链接地址：http://m.maoyan.com/mmdb/comments/movie/1208282.json?v=yes&offset=15&startTime=

Python采集猫眼两万条数据对《无名之辈》影评进行分析

接口返回的数据如下，主要采集（昵称、城市、评论、评分和时间），用户评论在 json['cmts'] 中：

Python采集猫眼两万条数据对《无名之辈》影评进行分析

2.2、爬虫程序核心内容（详细可以看后面源代码）：

>启动脚本需要的参数如下（脚本名+猫眼电影ID+上映日期+数据保存的文件名）：.\myMovieComment.py 1208282 2016-11-16 myCmts2.txt

>下载html内容：download(self, url)，通过python的requests模块进行下载，将下载的数据转成json格式

def download(self, url):
 """下载html内容"""

 print("正在下载URL: "+url)
 # 下载html内容
 response = requests.get(url, headers=self.headers)

 # 转成json格式数据
 if response.status_code == 200:
  return response.json()
 else:
  # print(html.status_code)
  print('下载数据为空！')
  return ""

>然后就是对已下载的内容进行分析，就是取出我们需要的数据：

def parse(self, content):
 """分析数据"""

 comments = []
 try:
  for item in content['cmts']:
  comment = {
   'nickName': item['nickName'], # 昵称
   'cityName': item['cityName'], # 城市
   'content': item['content'],  # 评论内容
   'score': item['score'],  # 评分
   'startTime': item['startTime'], # 时间
  }
  comments.append(comment)

 except Exception as e:
  print(e)

 finally:
  return comments

>将分析出来的数据，进行本地保存，方便后续的分析工作：　

def save(self, data):
  """写入文件"""
 
  print("保存数据，写入文件中...")
  self.save_file.write(data)

> 爬虫的核心控制也即爬虫的程序启动入口，管理上面几个方法的有序执行：

def start(self):
 """启动控制方法"""

 print("爬虫开始...\r\n")

 start_time = self.start_time
 end_time = self.end_time

 num = 1
 while start_time > end_time:
  print("执行次数:", num)
  # 1、下载html
  content = self.download(self.target_url + str(start_time))

  # 2、分析获取关键数据
  comments = ''
  if content != "":
  comments = self.parse(content)

  if len(comments) <= 0:
  print("本次数据量为：0，退出爬取！
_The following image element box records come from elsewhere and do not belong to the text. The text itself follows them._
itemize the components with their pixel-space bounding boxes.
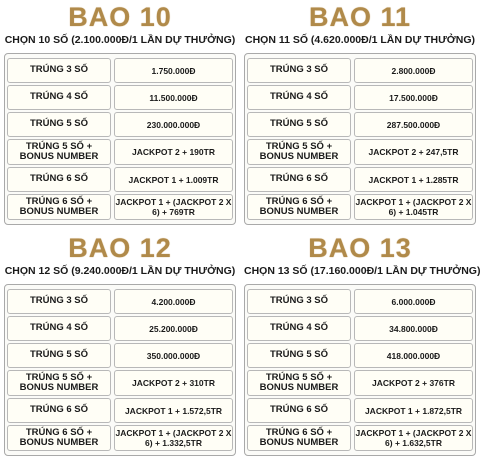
tier-label: TRÚNG 6 SỐ + BONUS NUMBER [7, 194, 111, 220]
tier-prize: JACKPOT 2 + 190TR [114, 139, 233, 165]
tier-label: TRÚNG 6 SỐ [247, 167, 351, 192]
bao-10-panel [4, 2, 236, 225]
prize-table [4, 53, 236, 225]
prize-table [4, 284, 236, 456]
table-row [7, 370, 233, 396]
tier-label: TRÚNG 4 SỐ [247, 85, 351, 110]
table-row [247, 85, 473, 110]
table-row [7, 316, 233, 341]
tier-label: TRÚNG 5 SỐ [7, 343, 111, 368]
table-row [7, 58, 233, 83]
tier-label: TRÚNG 5 SỐ [7, 112, 111, 137]
table-row [7, 398, 233, 423]
table-row [7, 289, 233, 314]
table-row [7, 85, 233, 110]
tier-label: TRÚNG 5 SỐ + BONUS NUMBER [247, 370, 351, 396]
tier-label: TRÚNG 5 SỐ + BONUS NUMBER [247, 139, 351, 165]
tier-prize: JACKPOT 1 + (JACKPOT 2 X 6) + 1.632,5TR [354, 425, 473, 451]
panel-subtitle: CHỌN 11 SỐ (4.620.000Đ/1 LẦN DỰ THƯỞNG) [244, 34, 476, 46]
table-row [247, 398, 473, 423]
bao-13-panel [244, 233, 480, 456]
tier-label: TRÚNG 6 SỐ [7, 398, 111, 423]
tier-prize: JACKPOT 1 + 1.872,5TR [354, 398, 473, 423]
tier-prize: 17.500.000Đ [354, 85, 473, 110]
panel-subtitle: CHỌN 10 SỐ (2.100.000Đ/1 LẦN DỰ THƯỞNG) [4, 34, 236, 46]
tier-label: TRÚNG 6 SỐ [247, 398, 351, 423]
tier-label: TRÚNG 4 SỐ [247, 316, 351, 341]
tier-label: TRÚNG 4 SỐ [7, 85, 111, 110]
table-row [7, 139, 233, 165]
table-row [247, 316, 473, 341]
tier-prize: 4.200.000Đ [114, 289, 233, 314]
tier-label: TRÚNG 6 SỐ + BONUS NUMBER [247, 425, 351, 451]
panel-subtitle: CHỌN 13 SỐ (17.160.000Đ/1 LẦN DỰ THƯỞNG) [244, 265, 480, 277]
table-row [7, 343, 233, 368]
tier-prize: 418.000.000Đ [354, 343, 473, 368]
panel-title: BAO 13 [308, 233, 412, 263]
tier-prize: 11.500.000Đ [114, 85, 233, 110]
tier-prize: JACKPOT 1 + (JACKPOT 2 X 6) + 1.332,5TR [114, 425, 233, 451]
tier-label: TRÚNG 5 SỐ + BONUS NUMBER [7, 139, 111, 165]
tier-prize: 1.750.000Đ [114, 58, 233, 83]
tier-prize: JACKPOT 1 + 1.572,5TR [114, 398, 233, 423]
table-row [247, 343, 473, 368]
tier-prize: 2.800.000Đ [354, 58, 473, 83]
table-row [247, 112, 473, 137]
tier-prize: 6.000.000Đ [354, 289, 473, 314]
tier-label: TRÚNG 4 SỐ [7, 316, 111, 341]
panel-title: BAO 11 [308, 2, 412, 32]
table-row [247, 370, 473, 396]
table-row [7, 425, 233, 451]
tier-prize: JACKPOT 2 + 247,5TR [354, 139, 473, 165]
tier-label: TRÚNG 3 SỐ [7, 289, 111, 314]
tier-label: TRÚNG 3 SỐ [247, 58, 351, 83]
panel-title: BAO 10 [68, 2, 172, 32]
table-row [7, 167, 233, 192]
table-row [247, 167, 473, 192]
tier-prize: JACKPOT 2 + 310TR [114, 370, 233, 396]
tier-label: TRÚNG 6 SỐ [7, 167, 111, 192]
table-row [7, 112, 233, 137]
table-row [247, 425, 473, 451]
tier-prize: JACKPOT 1 + (JACKPOT 2 X 6) + 1.045TR [354, 194, 473, 220]
tier-prize: 34.800.000Đ [354, 316, 473, 341]
bao-11-panel [244, 2, 476, 225]
tier-prize: 350.000.000Đ [114, 343, 233, 368]
tier-label: TRÚNG 6 SỐ + BONUS NUMBER [7, 425, 111, 451]
tier-prize: 287.500.000Đ [354, 112, 473, 137]
tier-prize: JACKPOT 1 + 1.285TR [354, 167, 473, 192]
panel-title: BAO 12 [68, 233, 172, 263]
tier-label: TRÚNG 5 SỐ + BONUS NUMBER [7, 370, 111, 396]
tier-prize: 25.200.000Đ [114, 316, 233, 341]
tier-prize: 230.000.000Đ [114, 112, 233, 137]
tier-prize: JACKPOT 1 + (JACKPOT 2 X 6) + 769TR [114, 194, 233, 220]
tier-prize: JACKPOT 1 + 1.009TR [114, 167, 233, 192]
prize-table [244, 284, 476, 456]
tier-label: TRÚNG 5 SỐ [247, 343, 351, 368]
bao-12-panel [4, 233, 236, 456]
table-row [247, 58, 473, 83]
table-row [247, 139, 473, 165]
table-row [7, 194, 233, 220]
tier-label: TRÚNG 5 SỐ [247, 112, 351, 137]
tier-prize: JACKPOT 2 + 376TR [354, 370, 473, 396]
table-row [247, 194, 473, 220]
tier-label: TRÚNG 6 SỐ + BONUS NUMBER [247, 194, 351, 220]
prize-table [244, 53, 476, 225]
panel-subtitle: CHỌN 12 SỐ (9.240.000Đ/1 LẦN DỰ THƯỞNG) [4, 265, 236, 277]
table-row [247, 289, 473, 314]
tier-label: TRÚNG 3 SỐ [247, 289, 351, 314]
tier-label: TRÚNG 3 SỐ [7, 58, 111, 83]
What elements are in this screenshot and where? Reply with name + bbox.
\r\n")
  break

  # 3、写入文件
  res = ''
  for cmt in comments:
  res += "%s###%s###%s###%s###%s\n" % (cmt['nickName'], cmt['cityName'], cmt['content'], cmt['score'], cmt['startTime'])
  self.save(res)

  print("本次数据量：%s\r\n" % len(comments))

  # 获取最后一条数据的时间 ，然后减去一秒
  start_time = datetime.strptime(comments[len(comments) - 1]['startTime'], "%Y-%m-%d %H:%M:%S") + timedelta(seconds=-1)
  # start_time = datetime.strptime(start_time, "%Y-%m-%d %H:%M:%S")

  # 休眠3s
  num += 1
  time.sleep(3)

 self.save_file.close()
 print("爬虫结束...")

2.3 数据样本，最终爬取将近2万条数据，每条记录的每个数据使用 ### 进行分割：

Python采集猫眼两万条数据对《无名之辈》影评进行分析

三、图形化分析数据

3.1、制作观众城市分布热点图，(pyecharts-geo)：

从图表可以轻松看出，用户主要分布地区，主要以沿海一些发达城市群为主：

Python采集猫眼两万条数据对《无名之辈》影评进行分析

def createCharts(self):
 """生成图表"""

 # 读取数据,格式：[{"北京", 10}, {"上海",10}]
 data = self.readCityNum()

 # 1 热点图
 geo1 = Geo("《无名之辈》观众位置分布热点图", "数据来源：猫眼，Fly采集", title_color="#FFF", title_pos="center", width="100%", height=600, background_color="#404A59")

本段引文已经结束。